Full text | Click to download. |
Citation | PhD Thesis, Stanford University, 2005.
|
Author | Gagan Aggarwal
|
The last couple of decades have witnessed a phenomenal growth in the
networking infrastructure connecting computers all over the world.
The Internet has now become an ubiquitous channel for information
sharing and dissemination. This has created a whole new set of
research challenges, while giving a new spin on some existing ones.
In this thesis, we address problems from two areas: (a) protection of
data privacy, and (b) sale of advertisement space on Internet web
sites.
The first part of the thesis deals with privacy issues involved in the
exchange of information between non-trusting entities. The scenarios
of interest include the Census Bureau publishing population
statistics, hospitals sharing patient data with medical researchers,
federal agencies sharing intelligence information with each other, a
group of people wishing to find their common interests, and several
universities trying to compute combined statistics about faculty
salaries, among others. In most cases, exchange of a relevant
synopisis or aggregate would be sufficient; however, in the absence of
knowledge about what synopsis would be most relevant, the data tends
to be disseminated in the raw. This threatens personal privacy and
creates an opportunity for dishonest entities to misuse the
information to further their own selfish agenda. We focus our
attention on two abstract problems derived from this setting. We
first consider the problem of anonymizing databases before
dissemination, so as to safeguard the privacy of the individuals
described by the databases. A solution to this problem can be used by
the Census Bureau as well as hospitals to provide data containing
personal information to interested parties without sacrificing
privacy. We adopt the privacy framework of k-anonymity proposed by
Samarati and Sweeney, and present approximation algorithms for
anonymizing databases. The second problem we study is that of
computing a function over data split between two or more non-trusting
entities. The goal is to enable the entities to compute the value of
the function without either entity having to reveal any unnecessary
information to the other entity. In particular, we study the problem
of computing statistics over data shared between multiple entities.

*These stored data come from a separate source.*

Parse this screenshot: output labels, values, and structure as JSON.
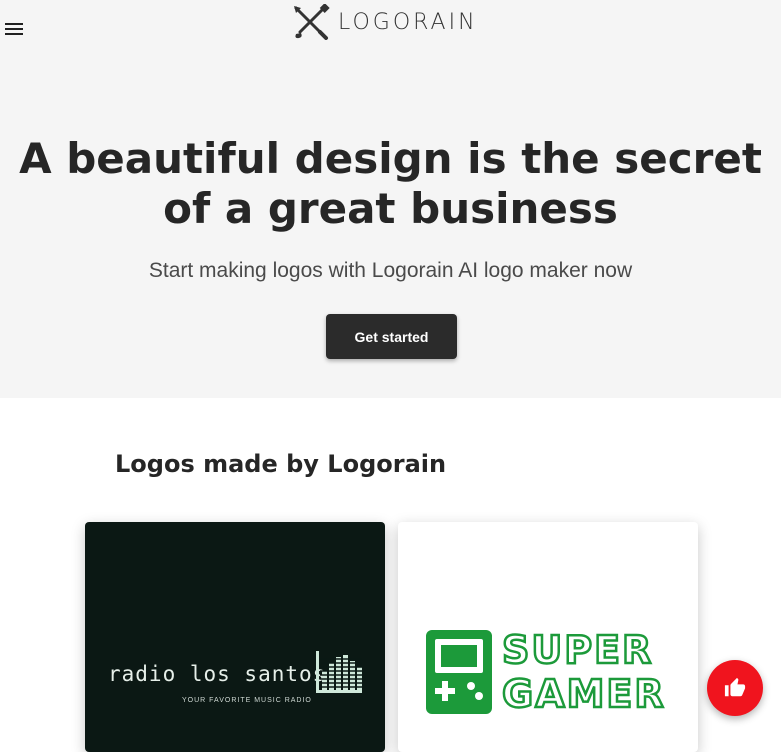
{
  "header": {
    "menu_icon": "hamburger-menu-icon",
    "logo_text": "LOGORAIN",
    "logo_icon": "pencil-brush-cross-icon"
  },
  "hero": {
    "headline_line1": "A beautiful design is the secret",
    "headline_line2": "of a great business",
    "subheadline": "Start making logos with Logorain AI logo maker now",
    "cta_label": "Get started"
  },
  "showcase": {
    "title": "Logos made by Logorain",
    "logos": [
      {
        "name": "radio los santos",
        "tagline": "YOUR FAVORITE MUSIC RADIO",
        "background": "#0b1814"
      },
      {
        "line1": "SUPER",
        "line2": "GAMER",
        "background": "#ffffff",
        "accent": "#1c9a3a"
      }
    ]
  },
  "fab": {
    "icon": "thumbs-up-icon",
    "color": "#f0141e"
  },
  "colors": {
    "hero_bg": "#f5f5f5",
    "button_bg": "#2b2b2b",
    "page_bg": "#ffffff"
  }
}
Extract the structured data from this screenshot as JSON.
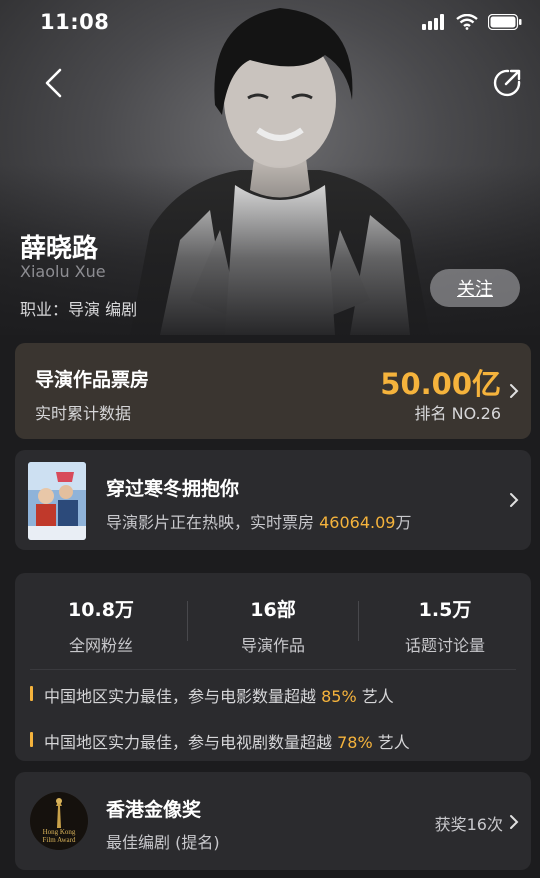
{
  "status": {
    "time": "11:08"
  },
  "person": {
    "name_zh": "薛晓路",
    "name_en": "Xiaolu Xue",
    "job": "职业：导演 编剧",
    "follow_label": "关注"
  },
  "box_office": {
    "title": "导演作品票房",
    "subtitle": "实时累计数据",
    "value": "50.00亿",
    "rank": "排名 NO.26"
  },
  "now_showing": {
    "title": "穿过寒冬拥抱你",
    "subtitle_prefix": "导演影片正在热映，实时票房 ",
    "box_office": "46064.09",
    "unit": "万"
  },
  "stats": {
    "items": [
      {
        "value": "10.8万",
        "label": "全网粉丝"
      },
      {
        "value": "16部",
        "label": "导演作品"
      },
      {
        "value": "1.5万",
        "label": "话题讨论量"
      }
    ],
    "rankings": [
      {
        "prefix": "中国地区实力最佳，参与电影数量超越 ",
        "percent": "85%",
        "suffix": " 艺人"
      },
      {
        "prefix": "中国地区实力最佳，参与电视剧数量超越 ",
        "percent": "78%",
        "suffix": " 艺人"
      }
    ]
  },
  "award": {
    "title": "香港金像奖",
    "subtitle": "最佳编剧 (提名)",
    "count": "获奖16次",
    "badge_text": [
      "Hong Kong",
      "Film Award"
    ]
  },
  "colors": {
    "accent": "#f5b33c",
    "background": "#1c1c1e",
    "card": "#2b2b2e"
  }
}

We present efficient protocols for computing a fundamental statistical
function, namely the k-th ranked element of a dataset split between
multiple entities. These protocols for a practical solution to the
problem of compiling faculty salary statistics covering several
universities.
The pervasiveness of the Internet has fueled a rapid growth in
advertising on Internet websites. In the second part of the thesis,
we consider the problem of selling advertisement space on the
Internet. Given the dynamic nature of the online advertising market -
advertisers join and leave, the popularity of the web site changes
over time, the value of an Internet user clicking on an advertisement
link varies over time - auctions are the logical choice for selling
advertisement space on web sites, and indeed, major search engines
like Google and Yahoo! are using auctions to sell advertisement slots
on their search result pages. However, a lack of understanding of
good bidding strategies has kept marketers from fully embracing online
advertising channels. One solution is to use selling mechanisms where
the best strategy for advertisers is simple and well-understood. The
class of truthful mechanisms has the property that the best strategy
for any advertister is to bid an amount equal to her true valuation of
the object she is bidding for. Since the use of truthful auction
mechanisms considerably simplifies the task of bidding, we propose
using truthful auctions for selling web advertisements. We study two
different problem formulations in this setting. We first consider the
problem of selling a single slot on a web page that gets a known
number of hits per day, assuming that the number of visitors desired
by each advertiser is known in advance. We present a truthful auction
that is competitive with respect to an optimal omniscient pricing
scheme that obeys a natural monotonicity property. The second problem
we study is that of selling multiple advertisement slots on a web
page. This problem is more closely aligned with the problem faced by
search engines. We present an auction that is truthful when the
advertisers are non budget-constrained. Moreover, under some
reasonable assumptions, we show that its revenue is equivalent to the
non-truthful auctions currently being used by search engines.